Frontend Events (widget → host page CustomEvent)
Fired by the chat widget and dispatched on the <growth-chat> element. The host page listens and forwards to its analytics platform.
| Event name | Trigger | detail fields |
|---|---|---|
zgc:chat_opened |
Visitor opens the chat panel | session_id: string, timestamp: string (ISO 8601) |
zgc:first_message_sent |
Visitor sends their first message in a session | session_id: string, timestamp: string |
zgc:qualification_state_changed |
Backend done event signals a lead_level change from previous value |
session_id: string, lead_level: "hot"|"warm"|"cold", timestamp: string |
zgc:contact_captured |
Visitor provides their email in the chat | session_id: string, timestamp: string (email is not included — PII stays server-side) |
zgc:escalation_triggered |
Backend done event has stage3_proposal_issued: true |
session_id: string, handoff_reason: string, lead_level: string, timestamp: string |
zgc:conversation_ended |
Explicit close, 15-min inactivity, or session expiry | session_id: string, termination_type: "explicit_close"|"inactivity_timeout"|"session_expiry", turn_count: number, timestamp: string |
zgc:fallback_activated |
Widget enters fallback state (pre-stream HTTP error) | session_id: string, reason: "connection_error"|"http_error"|"stream_timeout", timestamp: string |
zgc:gdpr_acknowledged |
Visitor dismisses the GDPR data notice | session_id: string, timestamp: string |
Backend Events (orchestrator → Langfuse via emit_event)

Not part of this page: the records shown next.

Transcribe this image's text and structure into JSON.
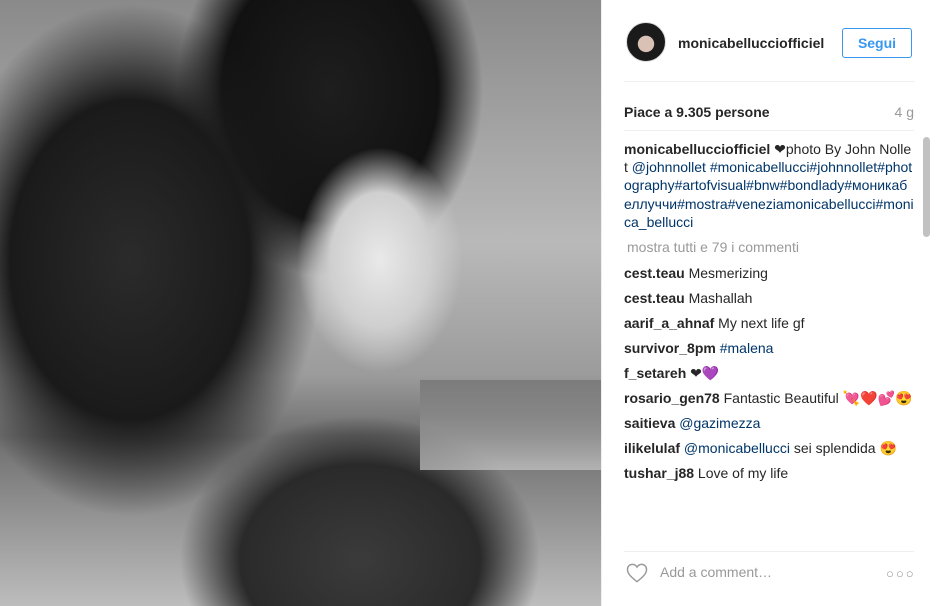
{
  "post": {
    "username": "monicabellucciofficiel",
    "follow_label": "Segui",
    "likes": "Piace a 9.305 persone",
    "age": "4 g",
    "caption": {
      "username": "monicabellucciofficiel",
      "text": " ❤photo By John Nollet ",
      "mention": "@johnnollet",
      "hashtags": " #monicabellucci#johnnollet#photography#artofvisual#bnw#bondlady#моникабеллуччи#mostra#veneziamonicabellucci#monica_bellucci"
    },
    "view_all_comments": "mostra tutti e 79 i commenti",
    "comments": [
      {
        "user": "cest.teau",
        "text": " Mesmerizing",
        "link": ""
      },
      {
        "user": "cest.teau",
        "text": " Mashallah",
        "link": ""
      },
      {
        "user": "aarif_a_ahnaf",
        "text": " My next life gf",
        "link": ""
      },
      {
        "user": "survivor_8pm",
        "text": " ",
        "link": "#malena"
      },
      {
        "user": "f_setareh",
        "text": " ❤💜",
        "link": ""
      },
      {
        "user": "rosario_gen78",
        "text": " Fantastic Beautiful 💘❤️💕😍",
        "link": ""
      },
      {
        "user": "saitieva",
        "text": " ",
        "link": "@gazimezza"
      },
      {
        "user": "ilikelulaf",
        "text": " sei splendida 😍",
        "link": "@monicabellucci"
      },
      {
        "user": "tushar_j88",
        "text": " Love of my life",
        "link": ""
      }
    ],
    "comment_placeholder": "Add a comment…",
    "more_options": "○○○"
  },
  "icons": {
    "heart": "heart-outline-icon",
    "more": "more-options-icon"
  },
  "colors": {
    "accent": "#3897f0",
    "link": "#003569",
    "muted": "#999999"
  }
}
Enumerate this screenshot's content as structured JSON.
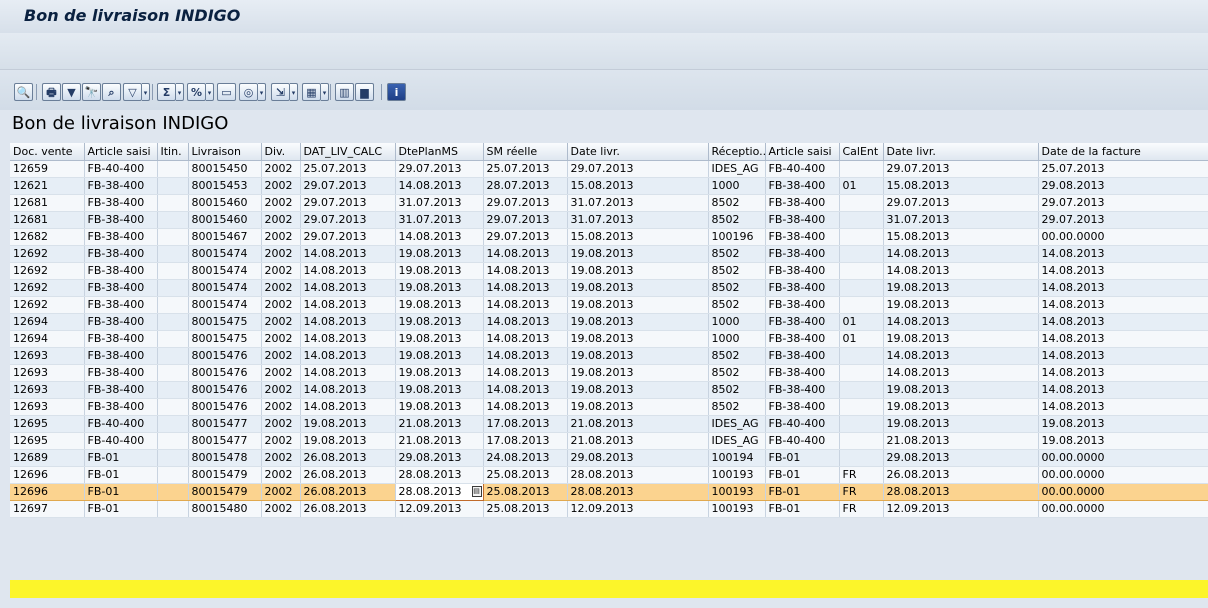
{
  "window": {
    "title": "Bon de livraison INDIGO"
  },
  "toolbar": {
    "buttons": [
      {
        "name": "details-icon",
        "glyph": "🔍"
      },
      {
        "name": "print-icon",
        "glyph": "🖶"
      },
      {
        "name": "filter-icon",
        "glyph": "▼"
      },
      {
        "name": "find-icon",
        "glyph": "🔭"
      },
      {
        "name": "find-next-icon",
        "glyph": "⌕"
      },
      {
        "name": "set-filter-icon",
        "glyph": "▽"
      },
      {
        "name": "total-icon",
        "glyph": "Σ"
      },
      {
        "name": "subtotal-icon",
        "glyph": "%"
      },
      {
        "name": "print-preview-icon",
        "glyph": "▭"
      },
      {
        "name": "views-icon",
        "glyph": "◎"
      },
      {
        "name": "export-icon",
        "glyph": "⇲"
      },
      {
        "name": "choose-layout-icon",
        "glyph": "▦"
      },
      {
        "name": "columns-icon",
        "glyph": "▥"
      },
      {
        "name": "graphic-icon",
        "glyph": "▆"
      },
      {
        "name": "info-icon",
        "glyph": "i"
      }
    ]
  },
  "report": {
    "title": "Bon de livraison INDIGO",
    "columns": [
      "Doc. vente",
      "Article saisi",
      "Itin.",
      "Livraison",
      "Div.",
      "DAT_LIV_CALC",
      "DtePlanMS",
      "SM réelle",
      "Date livr.",
      "Réceptio..",
      "Article saisi",
      "CalEnt",
      "Date livr.",
      "Date de la facture"
    ],
    "rows": [
      [
        "12659",
        "FB-40-400",
        "",
        "80015450",
        "2002",
        "25.07.2013",
        "29.07.2013",
        "25.07.2013",
        "29.07.2013",
        "IDES_AG",
        "FB-40-400",
        "",
        "29.07.2013",
        "25.07.2013"
      ],
      [
        "12621",
        "FB-38-400",
        "",
        "80015453",
        "2002",
        "29.07.2013",
        "14.08.2013",
        "28.07.2013",
        "15.08.2013",
        "1000",
        "FB-38-400",
        "01",
        "15.08.2013",
        "29.08.2013"
      ],
      [
        "12681",
        "FB-38-400",
        "",
        "80015460",
        "2002",
        "29.07.2013",
        "31.07.2013",
        "29.07.2013",
        "31.07.2013",
        "8502",
        "FB-38-400",
        "",
        "29.07.2013",
        "29.07.2013"
      ],
      [
        "12681",
        "FB-38-400",
        "",
        "80015460",
        "2002",
        "29.07.2013",
        "31.07.2013",
        "29.07.2013",
        "31.07.2013",
        "8502",
        "FB-38-400",
        "",
        "31.07.2013",
        "29.07.2013"
      ],
      [
        "12682",
        "FB-38-400",
        "",
        "80015467",
        "2002",
        "29.07.2013",
        "14.08.2013",
        "29.07.2013",
        "15.08.2013",
        "100196",
        "FB-38-400",
        "",
        "15.08.2013",
        "00.00.0000"
      ],
      [
        "12692",
        "FB-38-400",
        "",
        "80015474",
        "2002",
        "14.08.2013",
        "19.08.2013",
        "14.08.2013",
        "19.08.2013",
        "8502",
        "FB-38-400",
        "",
        "14.08.2013",
        "14.08.2013"
      ],
      [
        "12692",
        "FB-38-400",
        "",
        "80015474",
        "2002",
        "14.08.2013",
        "19.08.2013",
        "14.08.2013",
        "19.08.2013",
        "8502",
        "FB-38-400",
        "",
        "14.08.2013",
        "14.08.2013"
      ],
      [
        "12692",
        "FB-38-400",
        "",
        "80015474",
        "2002",
        "14.08.2013",
        "19.08.2013",
        "14.08.2013",
        "19.08.2013",
        "8502",
        "FB-38-400",
        "",
        "19.08.2013",
        "14.08.2013"
      ],
      [
        "12692",
        "FB-38-400",
        "",
        "80015474",
        "2002",
        "14.08.2013",
        "19.08.2013",
        "14.08.2013",
        "19.08.2013",
        "8502",
        "FB-38-400",
        "",
        "19.08.2013",
        "14.08.2013"
      ],
      [
        "12694",
        "FB-38-400",
        "",
        "80015475",
        "2002",
        "14.08.2013",
        "19.08.2013",
        "14.08.2013",
        "19.08.2013",
        "1000",
        "FB-38-400",
        "01",
        "14.08.2013",
        "14.08.2013"
      ],
      [
        "12694",
        "FB-38-400",
        "",
        "80015475",
        "2002",
        "14.08.2013",
        "19.08.2013",
        "14.08.2013",
        "19.08.2013",
        "1000",
        "FB-38-400",
        "01",
        "19.08.2013",
        "14.08.2013"
      ],
      [
        "12693",
        "FB-38-400",
        "",
        "80015476",
        "2002",
        "14.08.2013",
        "19.08.2013",
        "14.08.2013",
        "19.08.2013",
        "8502",
        "FB-38-400",
        "",
        "14.08.2013",
        "14.08.2013"
      ],
      [
        "12693",
        "FB-38-400",
        "",
        "80015476",
        "2002",
        "14.08.2013",
        "19.08.2013",
        "14.08.2013",
        "19.08.2013",
        "8502",
        "FB-38-400",
        "",
        "14.08.2013",
        "14.08.2013"
      ],
      [
        "12693",
        "FB-38-400",
        "",
        "80015476",
        "2002",
        "14.08.2013",
        "19.08.2013",
        "14.08.2013",
        "19.08.2013",
        "8502",
        "FB-38-400",
        "",
        "19.08.2013",
        "14.08.2013"
      ],
      [
        "12693",
        "FB-38-400",
        "",
        "80015476",
        "2002",
        "14.08.2013",
        "19.08.2013",
        "14.08.2013",
        "19.08.2013",
        "8502",
        "FB-38-400",
        "",
        "19.08.2013",
        "14.08.2013"
      ],
      [
        "12695",
        "FB-40-400",
        "",
        "80015477",
        "2002",
        "19.08.2013",
        "21.08.2013",
        "17.08.2013",
        "21.08.2013",
        "IDES_AG",
        "FB-40-400",
        "",
        "19.08.2013",
        "19.08.2013"
      ],
      [
        "12695",
        "FB-40-400",
        "",
        "80015477",
        "2002",
        "19.08.2013",
        "21.08.2013",
        "17.08.2013",
        "21.08.2013",
        "IDES_AG",
        "FB-40-400",
        "",
        "21.08.2013",
        "19.08.2013"
      ],
      [
        "12689",
        "FB-01",
        "",
        "80015478",
        "2002",
        "26.08.2013",
        "29.08.2013",
        "24.08.2013",
        "29.08.2013",
        "100194",
        "FB-01",
        "",
        "29.08.2013",
        "00.00.0000"
      ],
      [
        "12696",
        "FB-01",
        "",
        "80015479",
        "2002",
        "26.08.2013",
        "28.08.2013",
        "25.08.2013",
        "28.08.2013",
        "100193",
        "FB-01",
        "FR",
        "26.08.2013",
        "00.00.0000"
      ],
      [
        "12696",
        "FB-01",
        "",
        "80015479",
        "2002",
        "26.08.2013",
        "28.08.2013",
        "25.08.2013",
        "28.08.2013",
        "100193",
        "FB-01",
        "FR",
        "28.08.2013",
        "00.00.0000"
      ],
      [
        "12697",
        "FB-01",
        "",
        "80015480",
        "2002",
        "26.08.2013",
        "12.09.2013",
        "25.08.2013",
        "12.09.2013",
        "100193",
        "FB-01",
        "FR",
        "12.09.2013",
        "00.00.0000"
      ]
    ],
    "selected_row": 19,
    "editing_cell": {
      "row": 19,
      "col": 6
    }
  }
}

Fired server-side by the write_state node at the end of each turn, or by the Human Handoff Subsystem on handoff dispatch.

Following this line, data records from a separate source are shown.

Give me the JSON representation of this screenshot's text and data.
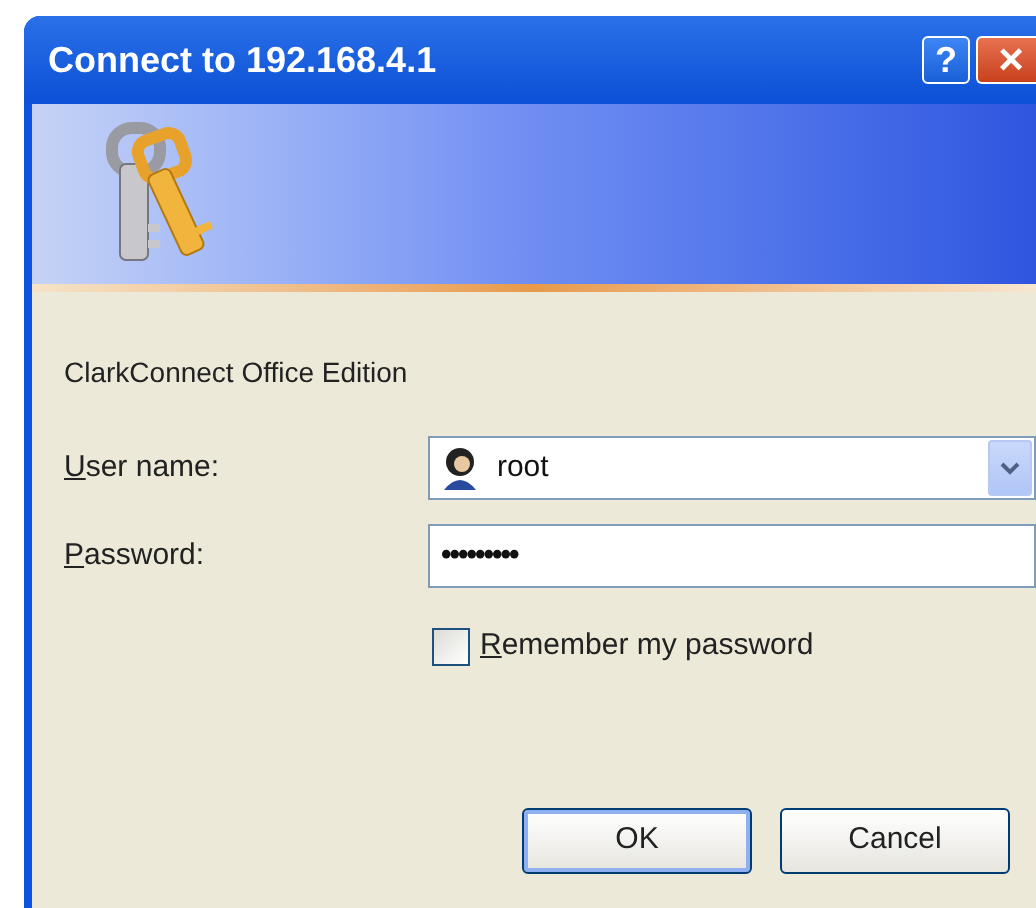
{
  "window": {
    "title": "Connect to 192.168.4.1",
    "title_buttons": [
      {
        "kind": "help",
        "label": "?"
      },
      {
        "kind": "close",
        "label": "×"
      }
    ]
  },
  "banner": {
    "kind": "keys"
  },
  "realm": "ClarkConnect Office Edition",
  "fields": [
    {
      "kind": "combo",
      "label": "User name:",
      "value": "root"
    },
    {
      "kind": "password",
      "label": "Password:",
      "value": "•••••••••"
    }
  ],
  "remember": {
    "label": "Remember my password",
    "checked": false
  },
  "buttons": [
    {
      "label": "OK",
      "default": true
    },
    {
      "label": "Cancel",
      "default": false
    }
  ]
}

| Event name | Trigger | Fields |
|---|---|---|
qualification_state_changed |
A QualificationState dimension changed level on this turn |
session_id: string, dimension: string, from_level: string, to_level: string, signal_type: string, turn_index: int, timestamp: string |
handoff_dispatched |
dispatch_handoff called by propose_handoff node |
session_id: string, handoff_reason: string, lead_level: string, business_hours: bool, timestamp: string |
handoff_delivered |
Both Slack and CRM confirmed delivery | session_id: string, slack_ok: bool, crm_ok: bool, timestamp: string |
handoff_partial_failure |
One channel failed after exhausting retries | session_id: string, failed_channel: "slack"|"crm", timestamp: string |
handoff_total_failure |
Both channels failed after exhausting retries | session_id: string, timestamp: string |
rag_retrieved |
retrieve_knowledge returned results above threshold |
session_id: string, query_length: int, chunks_returned: int, top_score: float, turn_index: int, timestamp: string |
rag_no_result |
retrieve_knowledge returned no results above threshold |
session_id: string, turn_index: int, timestamp: string |
prompt_compliance_violation |
LLM generated a Stage 3 proposal outside propose_handoff |
session_id: string, turn_index: int, timestamp: string |
Frontend / Backend Event Mapping
Some session lifecycle events have both a frontend and a backend representation. These are complementary, not duplicates: the frontend event reflects the visitor action; the backend event reflects the state change computed server-side.
| Frontend event | Corresponding backend event | Relationship |
|---|---|---|
zgc:qualification_state_changed |
qualification_state_changed |
Frontend fires on lead_level change from done event; backend fires on any QualificationState dimension change (more granular — includes dimension and signal type) |
zgc:escalation_triggered |
handoff_dispatched |
Frontend fires on stage3_proposal_issued: true in done event; backend fires when dispatch_handoff is actually called — same turn, complementary data |
zgc:fallback_activated |
(none — infrastructure event) | Frontend-only; logged as fallback_activated in application logs |
zgc:conversation_ended |
(none — session lifecycle, tracked via SessionState) | Frontend-only; session closure is implicit in the absence of further turns |
This section satisfies PRD NFR 6.4 (analytics event schema with field names and types specified before implementation). Engineering concerns resolved: none directly — this section implements the observability layer referenced by EC-05, EC-08, EC-09, EC-12, and EC-13 resolutions elsewhere in the TRD.